Far Cry 5 GTX 1060 vs RX 580: Ultra Settings
So, for example, we'd like to see multiple benchmark types like, say, GPU, CPU and game-based test runs. The PC hardware sites get specific tests for specific components, a CPU benchmark shows how the game scales across different types of processor in processor-heavy tasks while a game benchmark can combine the two to give the consumer a better understanding of what the actual gameplay experience looks like on their hardware.
And finally, there's another basic improvement that could make all the difference - improved, more communicative settings screens. Users are often dazzled with a vast array of different tweakables with no idea of what they actually do. Ubisoft's recent Far Cry 5 is a great example of how easy this is to get right - adjust each setting brings up an image on-screen showing how what difference the change actually makes. And better yet, allow the game to keep running as you make your tweaks, so you can see the changes that adjustments make in real-time: ARMA 3 and Final Fantasy 15 are two pretty good examples of this.
But returning to the actual usefulness of benchmarks as things stand, the question has to be raised about the impact of less useful examples on the accuracy of hardware reviews. Well, for graphics cards at least, even if the test runs aren't representative of the gameplay experience, they do accurately portray relative performance between various GPUs running the same graphics workloads. And by running a good-sized sample of them, conclusions can be drawn about the relative power of the graphics hardware being tested.
However, what is missing is a good workout of the GPU driver layer, and how a particular graphics card may run on a less capable CPU. This can be crucial to actual gameplay - a case in point is Call of Duty: Infinite Warfare. Couple a Pentium G4560 with mainstream GPUs like the GTX 1060 and the RX 580 and the Nvidia hardware pulls ahead, while AMD stutters hard and drops to the mid-40s. Swap out that Pentium for an i5 or better and the 580 is the clear winner on this title - by a process of elimination it's AMD's DX11 driver overhead that's the issue here, something that isn't measured in a world of GPU reviews powered by ultra-fast i7s.
It's food for thought when it comes to how useful GPU reviews are, especially for those holding onto older CPUs like the perennial Core i5 2500K - but the fact is that COD: IW doesn't have any kind of benchmark mode, let alone a CPU-based variant - we uncovered this through gameplay testing alone. Adding a '2500K' set of benches (or some other arbitrary lower-power processor) to a GPU review sounds like a great idea to show how a new graphics card runs within a new PC - but the fact is that we're going to need decent benchmarking modes from game-makers to measure this accurately.

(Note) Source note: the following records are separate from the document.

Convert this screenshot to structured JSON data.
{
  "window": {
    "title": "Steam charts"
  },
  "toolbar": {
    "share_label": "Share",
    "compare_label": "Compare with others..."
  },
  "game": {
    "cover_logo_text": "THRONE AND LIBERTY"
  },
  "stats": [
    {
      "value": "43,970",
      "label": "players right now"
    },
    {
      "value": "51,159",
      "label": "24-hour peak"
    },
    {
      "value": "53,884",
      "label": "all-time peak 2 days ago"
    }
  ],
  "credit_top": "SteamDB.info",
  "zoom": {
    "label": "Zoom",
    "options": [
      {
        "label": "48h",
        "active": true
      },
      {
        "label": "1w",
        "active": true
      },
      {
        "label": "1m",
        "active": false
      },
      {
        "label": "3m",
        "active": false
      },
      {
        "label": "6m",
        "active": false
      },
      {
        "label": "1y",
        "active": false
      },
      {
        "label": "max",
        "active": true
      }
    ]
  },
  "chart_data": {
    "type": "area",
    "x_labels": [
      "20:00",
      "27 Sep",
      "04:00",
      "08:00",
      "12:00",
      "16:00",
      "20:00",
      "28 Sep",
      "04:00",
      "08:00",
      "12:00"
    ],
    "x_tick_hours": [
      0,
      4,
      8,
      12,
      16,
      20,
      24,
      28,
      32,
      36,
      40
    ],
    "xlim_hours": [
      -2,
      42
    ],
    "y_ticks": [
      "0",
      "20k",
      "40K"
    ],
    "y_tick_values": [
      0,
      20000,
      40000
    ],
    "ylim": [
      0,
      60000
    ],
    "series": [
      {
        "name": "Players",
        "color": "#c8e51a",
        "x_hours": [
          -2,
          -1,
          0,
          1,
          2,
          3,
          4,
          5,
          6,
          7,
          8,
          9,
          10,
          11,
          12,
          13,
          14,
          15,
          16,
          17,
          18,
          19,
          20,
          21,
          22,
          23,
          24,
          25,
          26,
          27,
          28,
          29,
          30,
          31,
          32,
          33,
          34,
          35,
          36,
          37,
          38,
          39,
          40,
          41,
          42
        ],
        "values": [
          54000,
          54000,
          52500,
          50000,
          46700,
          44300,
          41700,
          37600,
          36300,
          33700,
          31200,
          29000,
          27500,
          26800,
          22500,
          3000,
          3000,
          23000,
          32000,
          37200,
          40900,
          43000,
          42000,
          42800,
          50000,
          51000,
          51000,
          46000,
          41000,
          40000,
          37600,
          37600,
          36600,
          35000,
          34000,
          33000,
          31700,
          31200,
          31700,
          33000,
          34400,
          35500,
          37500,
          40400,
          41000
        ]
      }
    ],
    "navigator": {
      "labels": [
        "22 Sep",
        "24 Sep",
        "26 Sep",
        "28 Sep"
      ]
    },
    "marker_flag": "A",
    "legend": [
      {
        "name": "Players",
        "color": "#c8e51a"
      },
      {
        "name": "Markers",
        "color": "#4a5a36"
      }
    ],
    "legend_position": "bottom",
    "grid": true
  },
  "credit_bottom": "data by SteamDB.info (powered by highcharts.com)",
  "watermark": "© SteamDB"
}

And this returns us to the basic reality that in the here and now, only a select minority of PC games are actually equipped with the benchmarking tools required needed to accurately test performance across all aspects of the system, and so users tend to tweak in-game instead - which defeats the purpose of having them in the first place. In-game benchmarks need to evolve, and if they do, the user gets a better experience and more fully understands how their system works, while PC hardware reviews can better inform users about the best kit to buy.